[Socialism As It Is by William English Walling]@TWC D-Link bookSocialism As It Is CHAPTER VII 2/17
The universal outcry for more farm labor can only mean that such laborers are becoming relatively fewer because they are giving up the hope that formerly kept them in the country, namely, that of becoming farm owners. Already Mr.George K.Holmes of the United States Bureau of Statistics estimates that in the chief agricultural section of the country, the North Central States, a man must be rich before he can become a farmer, and so rapidly is this condition spreading to other sections that Mr. Holmes feels that the only hope of obtaining sufficient farm labor is to persuade the children of the farmers to remain on the farms. "Fifty years ago," said _McClure's Magazine_ in a recent announcement, which sums up some of the chief elements of the present situation, "we were a nation of independent farmers and small merchants.
To-day we are a nation of corporation employees." There can be no question that we are seeing the formation in this country of very definitely marked economic and social classes such as have long prevailed in the older countries of Europe.

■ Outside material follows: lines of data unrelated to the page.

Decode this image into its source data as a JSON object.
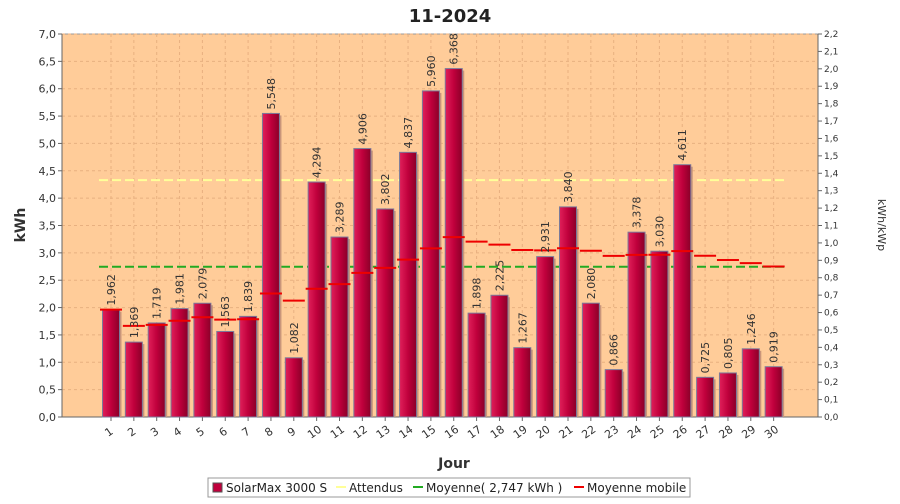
{
  "chart_data": {
    "type": "bar",
    "title": "11-2024",
    "xlabel": "Jour",
    "ylabel": "kWh",
    "y2label": "kWh/kWp",
    "ylim": [
      0,
      7.0
    ],
    "y2lim": [
      0,
      2.2
    ],
    "yticks": [
      "0,0",
      "0,5",
      "1,0",
      "1,5",
      "2,0",
      "2,5",
      "3,0",
      "3,5",
      "4,0",
      "4,5",
      "5,0",
      "5,5",
      "6,0",
      "6,5",
      "7,0"
    ],
    "y2ticks": [
      "0,0",
      "0,1",
      "0,2",
      "0,3",
      "0,4",
      "0,5",
      "0,6",
      "0,7",
      "0,8",
      "0,9",
      "1,0",
      "1,1",
      "1,2",
      "1,3",
      "1,4",
      "1,5",
      "1,6",
      "1,7",
      "1,8",
      "1,9",
      "2,0",
      "2,1",
      "2,2"
    ],
    "categories": [
      "1",
      "2",
      "3",
      "4",
      "5",
      "6",
      "7",
      "8",
      "9",
      "10",
      "11",
      "12",
      "13",
      "14",
      "15",
      "16",
      "17",
      "18",
      "19",
      "20",
      "21",
      "22",
      "23",
      "24",
      "25",
      "26",
      "27",
      "28",
      "29",
      "30"
    ],
    "series": [
      {
        "name": "SolarMax 3000 S",
        "kind": "bar",
        "color": "#c0003c",
        "values": [
          1.962,
          1.369,
          1.719,
          1.981,
          2.079,
          1.563,
          1.839,
          5.548,
          1.082,
          4.294,
          3.289,
          4.906,
          3.802,
          4.837,
          5.96,
          6.368,
          1.898,
          2.225,
          1.267,
          2.931,
          3.84,
          2.08,
          0.866,
          3.378,
          3.03,
          4.611,
          0.725,
          0.805,
          1.246,
          0.919
        ],
        "labels": [
          "1,962",
          "1,369",
          "1,719",
          "1,981",
          "2,079",
          "1,563",
          "1,839",
          "5,548",
          "1,082",
          "4,294",
          "3,289",
          "4,906",
          "3,802",
          "4,837",
          "5,960",
          "6,368",
          "1,898",
          "2,225",
          "1,267",
          "2,931",
          "3,840",
          "2,080",
          "0,866",
          "3,378",
          "3,030",
          "4,611",
          "0,725",
          "0,805",
          "1,246",
          "0,919"
        ]
      },
      {
        "name": "Attendus",
        "kind": "hline",
        "color": "#ffff99",
        "value": 4.33
      },
      {
        "name": "Moyenne( 2,747 kWh )",
        "kind": "hline",
        "color": "#22aa22",
        "value": 2.747
      },
      {
        "name": "Moyenne mobile",
        "kind": "steps",
        "color": "#ee0000",
        "values": [
          1.962,
          1.666,
          1.683,
          1.758,
          1.822,
          1.779,
          1.787,
          2.257,
          2.126,
          2.343,
          2.429,
          2.635,
          2.725,
          2.876,
          3.082,
          3.287,
          3.205,
          3.151,
          3.052,
          3.046,
          3.084,
          3.039,
          2.945,
          2.963,
          2.966,
          3.031,
          2.946,
          2.869,
          2.813,
          2.75
        ]
      }
    ],
    "grid": true,
    "legend": "bottom",
    "plot_background": "#ffcc99"
  }
}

And this class division explains _why the political democracies of such countries as France, Switzerland, the United States, and the British Colonies show no tendency to become real democracies_.
Not only do classes defend every advantage and privilege that economic evolution brings them, but, what is more alarming, they utilize these advantages chiefly to give their children greater privileges still.
Unequal opportunities visibly and inevitably breed more unequal opportunities. The definite establishment of industrial capitalism, a century or more ago, and later the settlement of new countries, brought about a revolutionary advance towards equality of opportunity.